¿Qué me ocurrió en ese momento? Dentro de mi cabeza todo se hizo pedazos y se recompuso de otra manera, en una de esas reorganizaciones calidoscópicas de que el cerebro es capaz.
Tenía una hermana gemela.
Desoyendo el tumulto en mi cabeza, mis dedos curiosos desdoblaron otra hoja de papel.
Un certificado de defunción.
Mi hermana gemela había muerto.
Entonces supe qué era lo que me había marcado.
Aunque el descubrimiento me dejó estupefacta, no estaba sorprendida. Siempre había tenido una sensación, la certeza -demasiado familiar para haber necesitado palabras- de que había algo. Una cualidad diferente en el aire a mi derecha, una concentración de luz. Algo en mí que hacía vibrar el espacio vacío. Mi sombra blanca.
Apretando las manos contra mi costado derecho, agaché la cabeza, la nariz casi pegada al hombro. Era un antiguo gesto, un gesto que siempre hacía en momentos de dolor, de turbación, de cualquier clase de tensión. Demasiado familiar para haberlo analizado hasta ese momento, el hallazgo desveló su significado. Buscaba a mi gemela donde debería haber estado, a mi lado.
Cuando vi los dos documentos y cuando el mundo se hubo calmado lo suficiente para volver a girar sobre su lento eje, pensé: «Entonces es esto». Pérdida. Tristeza. Soledad. Había una sensación que me había mantenido alejada de la gente -y me había acompañado- durante toda la vida, y al haber encontrado los certificados sabía qué causaba esa sensación.

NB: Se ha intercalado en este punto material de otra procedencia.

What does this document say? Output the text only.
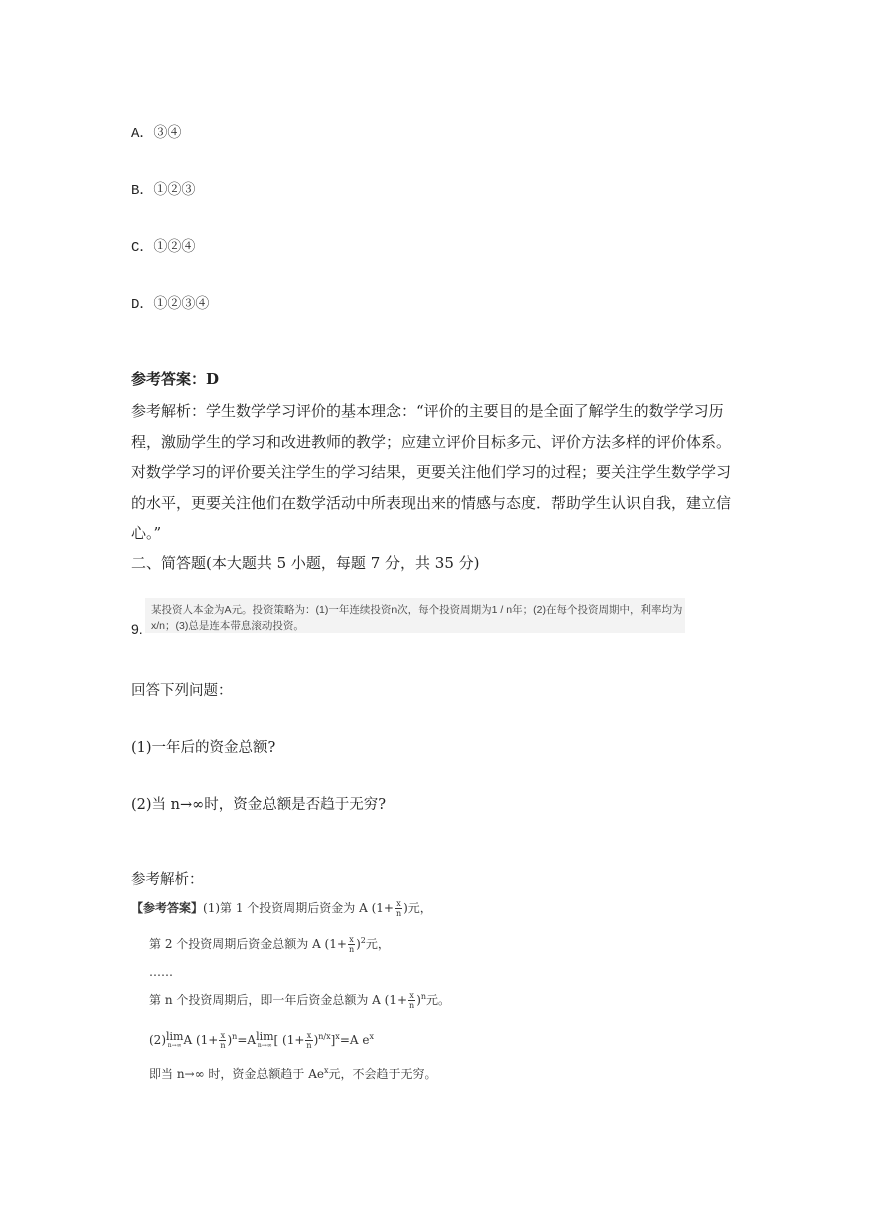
A．③④
B．①②③
C．①②④
D．①②③④
参考答案：D
参考解析：学生数学学习评价的基本理念：“评价的主要目的是全面了解学生的数学学习历
程，激励学生的学习和改进教师的教学；应建立评价目标多元、评价方法多样的评价体系。
对数学学习的评价要关注学生的学习结果，更要关注他们学习的过程；要关注学生数学学习
的水平，更要关注他们在数学活动中所表现出来的情感与态度．帮助学生认识自我，建立信
心。”
二、简答题(本大题共 5 小题，每题 7 分，共 35 分)
9.
某投资人本金为A元。投资策略为：(1)一年连续投资n次，每个投资周期为1 / n年；(2)在每个投资周期中，利率均为
x/n；(3)总是连本带息滚动投资。
回答下列问题：
(1)一年后的资金总额?
(2)当 n→∞时，资金总额是否趋于无穷?
参考解析：
【参考答案】(1)第 1 个投资周期后资金为 A ($1+ \frac{x}{n}$ )元，
第 2 个投资周期后资金总额为 A $(1+ \frac{x}{n} )^2$元，
……
第 n 个投资周期后，即一年后资金总额为 A $(1+ \frac{x}{n} )^n$元。
(2) lim
n→∞ A $(1+ \frac{x}{n} )^n=A$ lim
n→∞ [ $(1+ \frac{x}{n} )^{n/x}]^x=A$ $e^x$
即当 n→∞ 时，资金总额趋于 Ae$^x$元，不会趋于无穷。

Era mi hermana.
Al cabo de un largo rato oí abrirse la puerta de la cocina. Presa de un fuerte hormigueo en las pantorrillas, llegué hasta el rellano y la señora Robb apareció al pie de la escalera.

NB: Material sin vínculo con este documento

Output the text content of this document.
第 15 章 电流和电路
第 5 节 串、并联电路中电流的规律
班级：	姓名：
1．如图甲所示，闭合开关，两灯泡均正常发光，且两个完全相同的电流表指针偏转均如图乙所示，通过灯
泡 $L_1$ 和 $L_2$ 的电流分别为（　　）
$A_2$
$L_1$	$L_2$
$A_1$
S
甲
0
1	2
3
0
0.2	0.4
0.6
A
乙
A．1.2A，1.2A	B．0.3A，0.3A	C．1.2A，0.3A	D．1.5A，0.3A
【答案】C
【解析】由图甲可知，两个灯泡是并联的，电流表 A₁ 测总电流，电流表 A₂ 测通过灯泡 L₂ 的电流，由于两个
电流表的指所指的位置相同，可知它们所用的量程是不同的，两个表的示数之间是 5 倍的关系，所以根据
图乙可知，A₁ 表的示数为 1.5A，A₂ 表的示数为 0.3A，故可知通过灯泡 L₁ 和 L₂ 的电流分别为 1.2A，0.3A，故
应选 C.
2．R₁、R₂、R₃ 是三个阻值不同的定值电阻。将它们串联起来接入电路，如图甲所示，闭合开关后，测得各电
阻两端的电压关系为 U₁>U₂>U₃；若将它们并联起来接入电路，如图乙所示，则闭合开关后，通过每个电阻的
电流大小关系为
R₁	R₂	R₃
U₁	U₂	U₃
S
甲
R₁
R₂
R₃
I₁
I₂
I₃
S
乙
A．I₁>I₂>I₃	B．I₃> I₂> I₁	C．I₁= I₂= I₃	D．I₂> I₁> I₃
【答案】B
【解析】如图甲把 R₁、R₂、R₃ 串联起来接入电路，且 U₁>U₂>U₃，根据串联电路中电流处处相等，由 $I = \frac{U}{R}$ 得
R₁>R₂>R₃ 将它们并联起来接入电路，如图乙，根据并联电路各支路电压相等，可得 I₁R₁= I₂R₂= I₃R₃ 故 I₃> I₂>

– ¿Va todo bien, Margaret?
– Sí.
– ¿Necesitas algo?
– No.
– Ven a casa si necesitas cualquier cosa.
– Vale.
– Papá y mamá no tardarán en llegar.
Y se marchó.
Devolví los documentos a la lata y la guardé debajo de la cama. Salí del dormitorio y cerré la puerta. Delante del espejo del cuarto de baño sentí el impacto del contacto al fundirse mis ojos en los de otra persona. Mi rostro se estremeció bajo su mirada. Podía notar el esqueleto bajo mi piel.
Al cabo de un rato, oí los pasos de mis padres en la escalera.
Abrí la puerta del cuarto de baño y papá me dio un abrazo en el rellano.
– Buen trabajo -dijo-. Sobresaliente.
Mamá estaba pálida y parecía cansada. Seguro que la salida le había provocado una de sus jaquecas.
– Sí -dijo-, buena chica.
– ¿Qué tal te ha ido estar sola en casa, cariño?
– Muy bien.
– Ya lo sabía -dijo papá. Luego, incapaz de contenerse, me dio otro achuchón, exultante, con los dos brazos, y me plantó un beso en la coronilla-. Hora de acostarte. Y no te quedes leyendo hasta muy tarde.
– No.
Después oí a mis padres preparándose para ir a la cama. Papá abría el botiquín para coger las pastillas de mamá y llenaba un vaso de agua. Su voz decía, como tantas otras veces: «Te sentirás mejor después de una buena noche de sueño». Luego la puerta de la habitación de invitados se cerró. Instantes después la cama del otro cuarto crujió y oí el click del interruptor de la luz al apagarse.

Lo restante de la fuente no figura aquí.